Arkasında ki kablolar tarafından yakalanacak olursa sonu kabinlerin içinde işkence gören Sylon'lardan daha kötü olurdu. Bu yüzden gerekirse Wulkar ile elinden geldiğince savaşacaktı. Haru bunları düşünürken aniden koştuğu koridorun sağ tarafında bir delik açıldı.
Bu deliğin içinden çıkan çok miktarda yarı organik kablo doğrudan Haru'yu hedef almıştı. Haru iki taraftan sıkıştırıldığını anladığı anda Wulkar'ın kılıç ruhunu devreye soktu. Wulkar kılıç ruhu aktif olduğu anda kısıtlı bir bilince sahip oluyordu. Bu yüzden öncekine kıyasla daha güçlü olabildiği gibi kendi başınada hareket edebiliyordu. Wulkar'ın kılıç ruhu aktif olduğu anda Haru'nun elinden fırlayarak önünde ki kabloları biçmeye başladı. Bu sırada Haru hala ileriye doğru koşmakla meşguldü.
Wulkar Haru'ya önünde yol açsada arkasında ki yarı organik kablolar hala büyük bir tehdit oluşturuyordu.
Haru bu durumda yapabileceği tek mantıklı hamleyi yaparak ortağı olan yılan atası Hofus'u çağırdı. Hofus Haru'nun bileğinde ki bileklikten şekil değiştirerek normal yılan formuna geçti. Bu uzay gemisi Hofus'un yılan atası formunu kaldırabilecek kadar güçlü değildi.
Haru yaptığı bu hamlelerle Ko teknolojisini şaşırtmayı umuyordu. Bunda kısmende olsa başarılı olmuştu. Aniden ortaya çıkan yeni hedefle birlikte Ko teknolojisi yeni bir savunma mekanizmasını devreye soktu. Bu savunma mekanizmasında ki öncelikli hedefler Hofus ve Wulkar'dı. Çünkü Ko teknolojisine doğrudan zarar veriyorlardı. Haru bu sırada hala kumanda odasına doğru koşmaya devam ediyordu.

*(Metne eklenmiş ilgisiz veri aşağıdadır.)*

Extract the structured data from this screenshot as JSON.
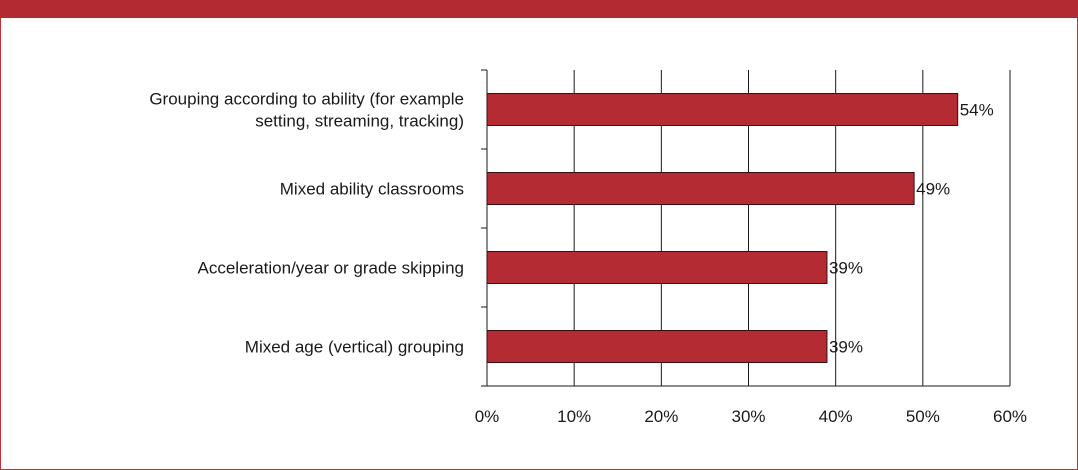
{
  "colors": {
    "accent": "#b32a33",
    "bar_fill": "#b52b34",
    "bar_stroke": "#3a0e10",
    "grid": "#1a1a1a"
  },
  "chart_data": {
    "type": "bar",
    "orientation": "horizontal",
    "categories": [
      [
        "Grouping according to ability (for example",
        "setting, streaming, tracking)"
      ],
      [
        "Mixed ability classrooms"
      ],
      [
        "Acceleration/year or grade skipping"
      ],
      [
        "Mixed age (vertical) grouping"
      ]
    ],
    "values": [
      54,
      49,
      39,
      39
    ],
    "value_labels": [
      "54%",
      "49%",
      "39%",
      "39%"
    ],
    "xlim": [
      0,
      60
    ],
    "xticks": [
      0,
      10,
      20,
      30,
      40,
      50,
      60
    ],
    "xtick_labels": [
      "0%",
      "10%",
      "20%",
      "30%",
      "40%",
      "50%",
      "60%"
    ],
    "grid": true,
    "title": "",
    "xlabel": "",
    "ylabel": ""
  }
}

Artık Ko tekolojisi tarafından doğrudan hedef alınmadığını fark etsede hala endişeliydi.
Sonuçta Wulkar ve Hofus bu teknoloji ile doğrudan savaşıyorlardı. Ko teknolojisi Wulkar'a kısa vadede bir zarar verecek kadar güçlü olmasada aynı şey Hofus için söylenemezdi. Hofus bir yılan atası olsada Ko teknolojisi çok güçlü bir rakipti.
Haru kumanda odasına vardığı anda hemen içine girerek kapısına bir barikat kurdu. Ko teknolojisini kontrol eden panel uzay gemisinin kumanda paneline doğrudan bağlanmıştı. Sonuçta bu çeşit bir teknolojinin kullanılması için bazı şartlar gerekliydi. Haru kapıya barikat kurduktan sonra hemen Ko teknolojisini kontrol eden paneli incelemeye başladı.

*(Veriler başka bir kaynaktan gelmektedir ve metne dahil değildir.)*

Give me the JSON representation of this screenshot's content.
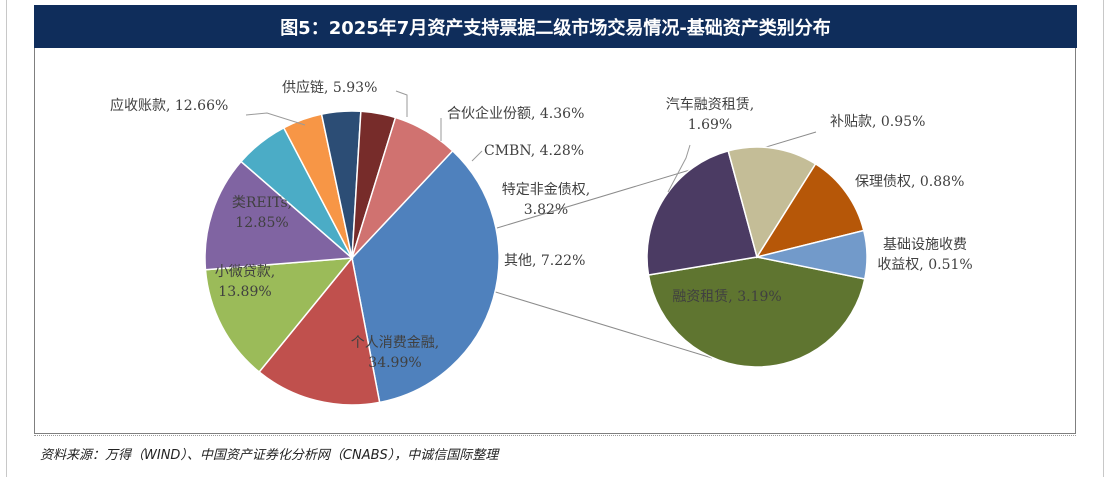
{
  "figure": {
    "title": "图5：2025年7月资产支持票据二级市场交易情况-基础资产类别分布",
    "source": "资料来源：万得（WIND）、中国资产证券化分析网（CNABS），中诚信国际整理"
  },
  "chart_data": [
    {
      "type": "pie",
      "title": "",
      "slices": [
        {
          "label": "个人消费金融",
          "value": 34.99,
          "display": "个人消费金融,\n34.99%",
          "color": "#4f81bd"
        },
        {
          "label": "小微贷款",
          "value": 13.89,
          "display": "小微贷款,\n13.89%",
          "color": "#c0504d"
        },
        {
          "label": "类REITs",
          "value": 12.85,
          "display": "类REITs,\n12.85%",
          "color": "#9bbb59"
        },
        {
          "label": "应收账款",
          "value": 12.66,
          "display": "应收账款, 12.66%",
          "color": "#8064a2"
        },
        {
          "label": "供应链",
          "value": 5.93,
          "display": "供应链, 5.93%",
          "color": "#4bacc6"
        },
        {
          "label": "合伙企业份额",
          "value": 4.36,
          "display": "合伙企业份额, 4.36%",
          "color": "#f79646"
        },
        {
          "label": "CMBN",
          "value": 4.28,
          "display": "CMBN, 4.28%",
          "color": "#2c4d75"
        },
        {
          "label": "特定非金债权",
          "value": 3.82,
          "display": "特定非金债权,\n3.82%",
          "color": "#772c2a"
        },
        {
          "label": "其他",
          "value": 7.22,
          "display": "其他, 7.22%",
          "color": "#d07270"
        }
      ]
    },
    {
      "type": "pie",
      "title": "",
      "slices": [
        {
          "label": "融资租赁",
          "value": 3.19,
          "display": "融资租赁, 3.19%",
          "color": "#5f7530"
        },
        {
          "label": "汽车融资租赁",
          "value": 1.69,
          "display": "汽车融资租赁,\n1.69%",
          "color": "#4b3b63"
        },
        {
          "label": "补贴款",
          "value": 0.95,
          "display": "补贴款, 0.95%",
          "color": "#c4bd97"
        },
        {
          "label": "保理债权",
          "value": 0.88,
          "display": "保理债权, 0.88%",
          "color": "#b65708"
        },
        {
          "label": "基础设施收费收益权",
          "value": 0.51,
          "display": "基础设施收费\n收益权, 0.51%",
          "color": "#729aca"
        }
      ]
    }
  ]
}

Bu paneli kullanmak hem çok kolay hemde çok zordu. Haru'nun elinde bu panele erişim sağlayacak olan bir Ko kodu yoktu.
Rütbeye göre verilen bu kodlar aynı zamanda Ko'ların statüsünüde belirlerdi. Bir Ko'nun sıradan bir asker mi yoksa üst rütbeli bir general mi olduğu bu kodlardan anlaşılırdı. Elbette ki Haru'nunda doğuştan gelen bir kodu vardı.

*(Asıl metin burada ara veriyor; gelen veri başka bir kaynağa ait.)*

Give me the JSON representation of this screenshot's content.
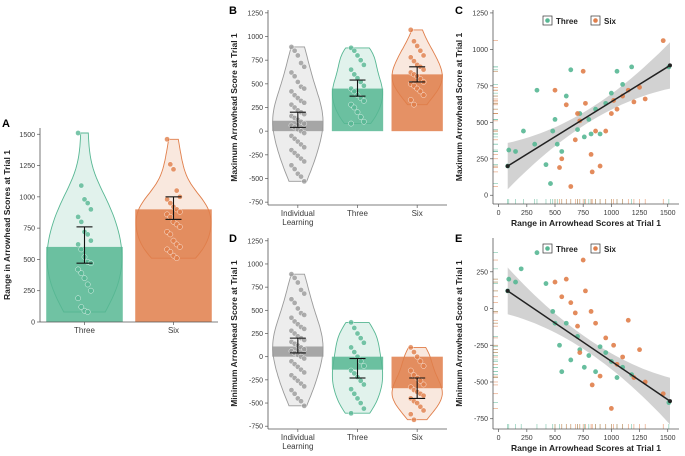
{
  "colors": {
    "individual": "#9a9a9a",
    "three": "#57b793",
    "six": "#e07e4a",
    "fit": "#222222",
    "band": "#9c9c9c"
  },
  "chart_data": [
    {
      "id": "A",
      "type": "bar",
      "panel_label": "A",
      "title": "",
      "xlabel": "",
      "ylabel": "Range in Arrowhead Scores at Trial 1",
      "categories": [
        "Three",
        "Six"
      ],
      "values": [
        600,
        900
      ],
      "error_low": [
        470,
        820
      ],
      "error_high": [
        760,
        1000
      ],
      "ylim": [
        0,
        1550
      ],
      "yticks": [
        0,
        250,
        500,
        750,
        1000,
        1250,
        1500
      ],
      "points": [
        [
          1510,
          1090,
          980,
          950,
          900,
          840,
          800,
          720,
          700,
          650,
          620,
          580,
          520,
          480,
          470,
          420,
          390,
          350,
          300,
          250,
          190,
          120,
          90,
          80
        ],
        [
          1460,
          1260,
          1220,
          1050,
          1000,
          980,
          950,
          920,
          900,
          880,
          860,
          840,
          800,
          780,
          760,
          720,
          700,
          650,
          620,
          600,
          580,
          560,
          530,
          510
        ]
      ]
    },
    {
      "id": "B",
      "type": "bar",
      "panel_label": "B",
      "title": "",
      "xlabel": "",
      "ylabel": "Maximum Arrowhead Score at Trial 1",
      "categories": [
        "Individual Learning",
        "Three",
        "Six"
      ],
      "values": [
        110,
        450,
        600
      ],
      "error_low": [
        40,
        370,
        520
      ],
      "error_high": [
        200,
        540,
        680
      ],
      "ylim": [
        -780,
        1280
      ],
      "yticks": [
        -750,
        -500,
        -250,
        0,
        250,
        500,
        750,
        1000,
        1250
      ],
      "points": [
        [
          890,
          850,
          800,
          720,
          680,
          620,
          580,
          520,
          470,
          450,
          420,
          380,
          350,
          320,
          300,
          280,
          250,
          220,
          200,
          180,
          160,
          140,
          120,
          100,
          80,
          60,
          40,
          20,
          0,
          -20,
          -50,
          -80,
          -110,
          -140,
          -170,
          -200,
          -230,
          -260,
          -290,
          -320,
          -360,
          -400,
          -450,
          -480,
          -530
        ],
        [
          880,
          850,
          800,
          750,
          700,
          650,
          600,
          560,
          520,
          480,
          450,
          420,
          380,
          350,
          320,
          280,
          250,
          200,
          150,
          100,
          80
        ],
        [
          1070,
          950,
          900,
          850,
          800,
          780,
          740,
          700,
          680,
          650,
          620,
          600,
          580,
          550,
          520,
          500,
          480,
          450,
          420,
          380,
          330,
          280
        ]
      ]
    },
    {
      "id": "C",
      "type": "scatter",
      "panel_label": "C",
      "title": "",
      "xlabel": "Range in Arrowhead Scores at Trial 1",
      "ylabel": "Maximum Arrowhead Score at Trial 1",
      "xlim": [
        -50,
        1600
      ],
      "ylim": [
        -60,
        1270
      ],
      "xticks": [
        0,
        250,
        500,
        750,
        1000,
        1250,
        1500
      ],
      "yticks": [
        0,
        250,
        500,
        750,
        1000,
        1250
      ],
      "legend": [
        "Three",
        "Six"
      ],
      "fit": {
        "x": [
          80,
          1520
        ],
        "y": [
          200,
          890
        ]
      },
      "series": [
        {
          "name": "Three",
          "points": [
            [
              80,
              200
            ],
            [
              90,
              310
            ],
            [
              150,
              300
            ],
            [
              220,
              440
            ],
            [
              320,
              350
            ],
            [
              340,
              720
            ],
            [
              420,
              210
            ],
            [
              460,
              80
            ],
            [
              480,
              440
            ],
            [
              500,
              520
            ],
            [
              520,
              350
            ],
            [
              560,
              300
            ],
            [
              600,
              680
            ],
            [
              640,
              860
            ],
            [
              700,
              450
            ],
            [
              720,
              560
            ],
            [
              760,
              400
            ],
            [
              800,
              520
            ],
            [
              820,
              420
            ],
            [
              860,
              590
            ],
            [
              900,
              420
            ],
            [
              950,
              630
            ],
            [
              1000,
              700
            ],
            [
              1050,
              850
            ],
            [
              1100,
              760
            ],
            [
              1180,
              880
            ],
            [
              1510,
              880
            ]
          ]
        },
        {
          "name": "Six",
          "points": [
            [
              500,
              720
            ],
            [
              540,
              190
            ],
            [
              560,
              250
            ],
            [
              600,
              620
            ],
            [
              640,
              60
            ],
            [
              680,
              380
            ],
            [
              700,
              560
            ],
            [
              720,
              510
            ],
            [
              750,
              850
            ],
            [
              770,
              630
            ],
            [
              820,
              280
            ],
            [
              830,
              160
            ],
            [
              860,
              440
            ],
            [
              900,
              200
            ],
            [
              950,
              440
            ],
            [
              1000,
              560
            ],
            [
              1020,
              650
            ],
            [
              1050,
              590
            ],
            [
              1100,
              680
            ],
            [
              1150,
              720
            ],
            [
              1200,
              640
            ],
            [
              1250,
              740
            ],
            [
              1300,
              660
            ],
            [
              1460,
              1060
            ]
          ]
        }
      ]
    },
    {
      "id": "D",
      "type": "bar",
      "panel_label": "D",
      "title": "",
      "xlabel": "",
      "ylabel": "Minimum Arrowhead Score at Trial 1",
      "categories": [
        "Individual Learning",
        "Three",
        "Six"
      ],
      "values": [
        110,
        -140,
        -340
      ],
      "error_low": [
        40,
        -230,
        -450
      ],
      "error_high": [
        200,
        -20,
        -230
      ],
      "ylim": [
        -780,
        1280
      ],
      "yticks": [
        -750,
        -500,
        -250,
        0,
        250,
        500,
        750,
        1000,
        1250
      ],
      "points": [
        [
          890,
          850,
          800,
          720,
          680,
          620,
          580,
          520,
          470,
          450,
          420,
          380,
          350,
          320,
          300,
          280,
          250,
          220,
          200,
          180,
          160,
          140,
          120,
          100,
          80,
          60,
          40,
          20,
          0,
          -20,
          -50,
          -80,
          -110,
          -140,
          -170,
          -200,
          -230,
          -260,
          -290,
          -320,
          -360,
          -400,
          -450,
          -480,
          -530
        ],
        [
          370,
          310,
          250,
          200,
          150,
          100,
          50,
          0,
          -50,
          -100,
          -150,
          -180,
          -220,
          -260,
          -300,
          -350,
          -400,
          -450,
          -500,
          -560,
          -610
        ],
        [
          100,
          50,
          0,
          -50,
          -100,
          -150,
          -200,
          -230,
          -260,
          -300,
          -330,
          -360,
          -380,
          -400,
          -420,
          -450,
          -480,
          -500,
          -540,
          -580,
          -620,
          -680
        ]
      ]
    },
    {
      "id": "E",
      "type": "scatter",
      "panel_label": "E",
      "title": "",
      "xlabel": "Range in Arrowhead Scores at Trial 1",
      "ylabel": "Minimum Arrowhead Score at Trial 1",
      "xlim": [
        -50,
        1600
      ],
      "ylim": [
        -820,
        480
      ],
      "xticks": [
        0,
        250,
        500,
        750,
        1000,
        1250,
        1500
      ],
      "yticks": [
        -750,
        -500,
        -250,
        0,
        250
      ],
      "legend": [
        "Three",
        "Six"
      ],
      "fit": {
        "x": [
          80,
          1520
        ],
        "y": [
          120,
          -630
        ]
      },
      "series": [
        {
          "name": "Three",
          "points": [
            [
              80,
              120
            ],
            [
              90,
              200
            ],
            [
              150,
              180
            ],
            [
              200,
              270
            ],
            [
              340,
              380
            ],
            [
              420,
              170
            ],
            [
              480,
              -20
            ],
            [
              500,
              -100
            ],
            [
              540,
              -250
            ],
            [
              560,
              -430
            ],
            [
              600,
              -100
            ],
            [
              640,
              -350
            ],
            [
              700,
              -190
            ],
            [
              720,
              -280
            ],
            [
              760,
              -400
            ],
            [
              800,
              -320
            ],
            [
              860,
              -430
            ],
            [
              900,
              -260
            ],
            [
              950,
              -300
            ],
            [
              1000,
              -360
            ],
            [
              1050,
              -470
            ],
            [
              1100,
              -400
            ],
            [
              1180,
              -450
            ],
            [
              1510,
              -640
            ]
          ]
        },
        {
          "name": "Six",
          "points": [
            [
              500,
              180
            ],
            [
              560,
              80
            ],
            [
              600,
              200
            ],
            [
              640,
              40
            ],
            [
              680,
              -30
            ],
            [
              700,
              -120
            ],
            [
              720,
              -300
            ],
            [
              750,
              330
            ],
            [
              770,
              120
            ],
            [
              820,
              -20
            ],
            [
              830,
              -520
            ],
            [
              860,
              -100
            ],
            [
              900,
              -460
            ],
            [
              950,
              -200
            ],
            [
              1000,
              -680
            ],
            [
              1020,
              -250
            ],
            [
              1050,
              -380
            ],
            [
              1100,
              -330
            ],
            [
              1150,
              -80
            ],
            [
              1200,
              -470
            ],
            [
              1250,
              -280
            ],
            [
              1300,
              -500
            ],
            [
              1460,
              -580
            ]
          ]
        }
      ]
    }
  ]
}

Bu kod Ko'lar arasında kraldan sonraki en üst rütbeli kişi olmasını sağlıyordu. Fakat bu kodu panelde kullanmak "Ben buradayım gelip beni yakalayın" demekle aynı şeydi. Bunun için Haru'nun bir şekilde bu paneli hacklemesi gerekiyordu. Üstelik bu panel ilkel ırkların kullandığı gibi sayı veya harf ile değil aksine sembol ile çalışıyordu. Bu durumda milyarlarca olasılık ortaya çıkıyordu.
![](https://img.wattpad.com/cover/79384146-288-k897698.jpg)
ŞİMDİ OKUDUĞUN
Ko-Haru
FantasíaHer bölüm 2000 kelimedir. Light Novel türünde yazdığım üçüncü hikayemdir. Bilinen bütün evrenlerin yöneticisi olan Ko Hanedanı'nın genç prensi Haru on sekizinci yaş gününde Kutsal Güç Testi'ne girer. Test sonucuna göre Ko Hanedanı'nda uygun bir...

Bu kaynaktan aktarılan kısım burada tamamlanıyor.